Cliënt heeft jaren met veel plezier bij u gewerkt en hoopt dit nog jaren te kunnen doen!”
[appellant] heeft zich met ingang van 15 juli 2021 weer beter gemeld en is aan het werk gegaan.
De gemachtigde van Svedex antwoordt op 24 augustus 2021: “U weerspreekt thans in uw brief dat uw cliënt niet bereid zou zijn een fml te laten opstellen en andere reintegratieactiviteiten te verrichten, maar hetgeen op de werkvloer wordt ervaren is toch bepaald anders. Hij wil er niet eens over praten, laat staan eraan meewerken. Als hij zich daarbij blijft beroepen op niet aangetoonde afspraken komen wij geen stap verder naar een oplossing en heeft mediation ook geen zin. Uw cliënt zal dan in zoverre over zijn schaduw heen moeten stappen dat hij bereid is (uiteindelijk) het wantrouwen te laten varen en tot afspraken te komen die passend zijn gelet op zijn mogelijkheden en beperkingen. Als die fundamentele bereidheid er niet is heeft mediation geen zin of het gaat dan een exit-mediation worden.

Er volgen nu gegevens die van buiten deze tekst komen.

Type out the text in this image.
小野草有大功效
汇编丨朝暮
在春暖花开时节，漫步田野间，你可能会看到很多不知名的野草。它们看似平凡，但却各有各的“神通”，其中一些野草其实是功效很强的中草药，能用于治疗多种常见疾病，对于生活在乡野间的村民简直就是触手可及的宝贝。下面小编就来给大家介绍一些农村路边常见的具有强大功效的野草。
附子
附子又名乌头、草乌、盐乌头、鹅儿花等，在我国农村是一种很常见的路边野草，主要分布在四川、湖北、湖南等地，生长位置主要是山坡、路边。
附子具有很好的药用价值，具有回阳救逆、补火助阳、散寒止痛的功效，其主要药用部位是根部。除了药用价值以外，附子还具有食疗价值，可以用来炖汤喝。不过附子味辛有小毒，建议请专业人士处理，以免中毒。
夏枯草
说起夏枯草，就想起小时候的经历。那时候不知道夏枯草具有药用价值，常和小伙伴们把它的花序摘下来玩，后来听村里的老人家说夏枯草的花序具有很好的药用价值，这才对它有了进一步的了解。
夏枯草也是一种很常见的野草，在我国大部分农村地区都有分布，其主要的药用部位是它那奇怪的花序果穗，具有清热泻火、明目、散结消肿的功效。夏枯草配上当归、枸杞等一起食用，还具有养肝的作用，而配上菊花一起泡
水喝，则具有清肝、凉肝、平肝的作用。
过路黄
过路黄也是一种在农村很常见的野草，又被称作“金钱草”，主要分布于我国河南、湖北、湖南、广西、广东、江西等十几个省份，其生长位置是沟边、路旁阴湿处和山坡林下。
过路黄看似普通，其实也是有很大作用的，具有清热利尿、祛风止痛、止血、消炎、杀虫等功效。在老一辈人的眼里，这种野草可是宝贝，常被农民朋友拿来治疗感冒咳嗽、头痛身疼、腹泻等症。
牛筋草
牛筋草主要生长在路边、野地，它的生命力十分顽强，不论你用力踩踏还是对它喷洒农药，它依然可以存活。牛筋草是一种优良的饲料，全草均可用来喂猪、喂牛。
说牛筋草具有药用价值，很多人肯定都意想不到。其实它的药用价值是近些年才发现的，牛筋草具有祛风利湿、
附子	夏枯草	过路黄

Concreet zou het ook op prijs gesteld worden dat de cliënt mee wil werken aan de wettelijke poortwachter verplichtingen, bijgevoegd in de bijlage het laatste plan van aanpak welke client weigert te ondertekenen en daarvoor ook geen geldende reden kan geven zodat werkgever hier verder mee kan.(…) Daarnaast moet uw cliënt wel bedenken dat op termijn niet is uit te sluiten dat de functie aan de timmertafel gaat verdwijnen en wordt opgeheven.”.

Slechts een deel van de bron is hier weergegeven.